The blush of sunset is fading from the sky: a pair of ravens, cut-out scraps of black paper, cross that dim orange country, that ocean of passionate air. They're all business now. There's not much that ravens are afraid of, but even they are uneasy in the half light, and they're heading straight home.

My feet are sore. But all is quiet, and I'm down in the valley land, and confident of hitting the forest road soon. I try to remember if there's going to be a moon tonight.

It's that time when hikers begin to sing, when they're in company, such scraps of old song as they have in common: old maudlin or patriotic songs that they learned in childhood, back before singing was something left strictly to professionals or karaoke exhibitionists, back when everybody sang. At ordinary times and in ordinary places they'd be embarassed to sing such songs. But the woods at twilight make even the brashest primates want to huddle together and forget their pretensions of independence.
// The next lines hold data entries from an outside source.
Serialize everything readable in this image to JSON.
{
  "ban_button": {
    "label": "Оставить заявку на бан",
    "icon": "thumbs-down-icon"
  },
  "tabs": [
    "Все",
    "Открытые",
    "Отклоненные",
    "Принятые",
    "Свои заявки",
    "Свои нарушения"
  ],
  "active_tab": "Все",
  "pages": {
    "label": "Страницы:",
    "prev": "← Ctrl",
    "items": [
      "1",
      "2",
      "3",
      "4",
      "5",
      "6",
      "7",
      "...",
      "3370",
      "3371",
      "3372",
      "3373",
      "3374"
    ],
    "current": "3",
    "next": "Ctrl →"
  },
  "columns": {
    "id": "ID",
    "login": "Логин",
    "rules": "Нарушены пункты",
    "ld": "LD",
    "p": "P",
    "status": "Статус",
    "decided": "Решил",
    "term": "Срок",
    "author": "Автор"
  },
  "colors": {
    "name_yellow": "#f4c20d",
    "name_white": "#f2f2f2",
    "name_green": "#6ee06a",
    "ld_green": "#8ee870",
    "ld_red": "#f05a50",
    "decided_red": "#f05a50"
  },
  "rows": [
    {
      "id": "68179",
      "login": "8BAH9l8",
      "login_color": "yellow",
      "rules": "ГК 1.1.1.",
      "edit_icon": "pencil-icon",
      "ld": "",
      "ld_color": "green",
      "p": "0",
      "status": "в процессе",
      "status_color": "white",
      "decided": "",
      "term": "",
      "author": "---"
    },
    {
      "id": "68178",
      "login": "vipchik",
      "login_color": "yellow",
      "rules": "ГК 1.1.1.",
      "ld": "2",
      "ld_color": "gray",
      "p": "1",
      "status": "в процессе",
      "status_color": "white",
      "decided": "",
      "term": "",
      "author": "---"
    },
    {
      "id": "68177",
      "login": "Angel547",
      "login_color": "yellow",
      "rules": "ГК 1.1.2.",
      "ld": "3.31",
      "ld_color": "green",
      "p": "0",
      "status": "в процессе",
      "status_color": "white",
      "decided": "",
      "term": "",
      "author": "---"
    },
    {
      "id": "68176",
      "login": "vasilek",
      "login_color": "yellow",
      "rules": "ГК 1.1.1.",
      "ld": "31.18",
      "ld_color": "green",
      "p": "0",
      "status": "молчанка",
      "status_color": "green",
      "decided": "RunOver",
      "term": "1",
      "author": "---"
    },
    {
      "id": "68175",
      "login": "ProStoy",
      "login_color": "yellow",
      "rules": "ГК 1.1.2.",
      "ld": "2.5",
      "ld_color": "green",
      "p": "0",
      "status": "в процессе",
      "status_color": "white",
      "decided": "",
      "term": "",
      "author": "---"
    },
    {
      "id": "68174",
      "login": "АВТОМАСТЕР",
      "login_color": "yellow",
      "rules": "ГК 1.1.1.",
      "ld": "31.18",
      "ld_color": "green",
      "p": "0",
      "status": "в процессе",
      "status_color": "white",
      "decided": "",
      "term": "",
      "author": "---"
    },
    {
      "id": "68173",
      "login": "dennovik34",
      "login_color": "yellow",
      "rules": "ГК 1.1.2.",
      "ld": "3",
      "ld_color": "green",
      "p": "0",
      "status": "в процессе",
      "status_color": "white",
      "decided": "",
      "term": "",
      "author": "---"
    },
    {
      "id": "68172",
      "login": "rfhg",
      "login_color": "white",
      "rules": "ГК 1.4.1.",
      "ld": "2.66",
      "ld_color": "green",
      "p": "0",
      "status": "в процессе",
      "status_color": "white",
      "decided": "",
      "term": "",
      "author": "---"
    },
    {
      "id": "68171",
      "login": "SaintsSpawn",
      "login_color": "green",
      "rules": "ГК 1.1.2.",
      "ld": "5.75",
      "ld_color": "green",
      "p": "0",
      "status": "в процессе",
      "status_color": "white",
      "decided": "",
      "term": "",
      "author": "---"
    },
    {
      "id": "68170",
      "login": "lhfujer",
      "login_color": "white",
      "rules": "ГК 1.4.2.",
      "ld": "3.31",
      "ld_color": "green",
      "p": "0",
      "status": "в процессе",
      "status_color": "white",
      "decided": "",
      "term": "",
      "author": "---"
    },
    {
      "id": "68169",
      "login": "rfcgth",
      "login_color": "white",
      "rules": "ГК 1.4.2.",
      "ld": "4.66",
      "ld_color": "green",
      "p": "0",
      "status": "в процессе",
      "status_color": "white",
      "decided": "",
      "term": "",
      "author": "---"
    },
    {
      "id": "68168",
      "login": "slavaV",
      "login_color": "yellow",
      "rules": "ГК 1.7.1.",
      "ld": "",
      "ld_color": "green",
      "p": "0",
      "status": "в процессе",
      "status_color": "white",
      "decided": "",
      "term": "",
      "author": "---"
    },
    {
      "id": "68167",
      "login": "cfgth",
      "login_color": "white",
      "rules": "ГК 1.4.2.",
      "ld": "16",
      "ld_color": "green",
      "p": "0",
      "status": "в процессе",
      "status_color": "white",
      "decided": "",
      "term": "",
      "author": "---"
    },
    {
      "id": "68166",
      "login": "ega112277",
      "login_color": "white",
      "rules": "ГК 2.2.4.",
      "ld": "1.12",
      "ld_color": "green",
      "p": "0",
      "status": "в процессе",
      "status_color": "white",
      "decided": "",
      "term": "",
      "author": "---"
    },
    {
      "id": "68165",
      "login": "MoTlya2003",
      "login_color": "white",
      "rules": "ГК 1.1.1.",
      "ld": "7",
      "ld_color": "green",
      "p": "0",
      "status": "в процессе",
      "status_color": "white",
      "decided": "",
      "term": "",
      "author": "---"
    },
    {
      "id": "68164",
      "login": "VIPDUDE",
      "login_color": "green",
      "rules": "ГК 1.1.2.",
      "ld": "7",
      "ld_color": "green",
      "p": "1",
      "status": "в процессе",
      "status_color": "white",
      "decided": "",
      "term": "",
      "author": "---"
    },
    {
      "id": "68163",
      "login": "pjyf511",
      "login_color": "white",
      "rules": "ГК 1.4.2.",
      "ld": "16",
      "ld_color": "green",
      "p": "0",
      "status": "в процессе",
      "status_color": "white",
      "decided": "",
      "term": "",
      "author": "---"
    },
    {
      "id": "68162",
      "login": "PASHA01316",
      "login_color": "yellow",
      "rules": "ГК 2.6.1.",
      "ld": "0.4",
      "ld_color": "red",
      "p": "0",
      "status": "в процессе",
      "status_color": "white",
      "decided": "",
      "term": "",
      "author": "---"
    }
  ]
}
If I had someone to sing with, I'd sing. Home Sweet Home. America the Beautiful. Something like that.

Here it is. Forest Road 2143. It strikes me again as odd that big impersonal streets that mean nothing to people get names, but these little tracks in the wilderness, that can mean life or death -- or anyway a night in bed or a night shivering in the leaves -- only get numbers. Maybe the problem is that there aren't enough names to go around. Lost Road. Ten Mile Road. Home for Dinner Road. They'd all have names like that.

It's just a matter of time now. I walk steadily. I have a flashlight, but getting a better picture of the road isn't worth blasting my night vision. My feet can find their way.

I suspect that it's often this way with vision quests: it's only when you're pondering their failure that you find the message that was really left for you. Because to hear something new, first you have to set aside what you were expecting. Coming home empty handed, I suddenly hear again the whistle of the pikas, and their failure to leave their comfortable dens and show themselves becomes itself the message. It's not that you can't find your way, they tell me. It's that you're already home.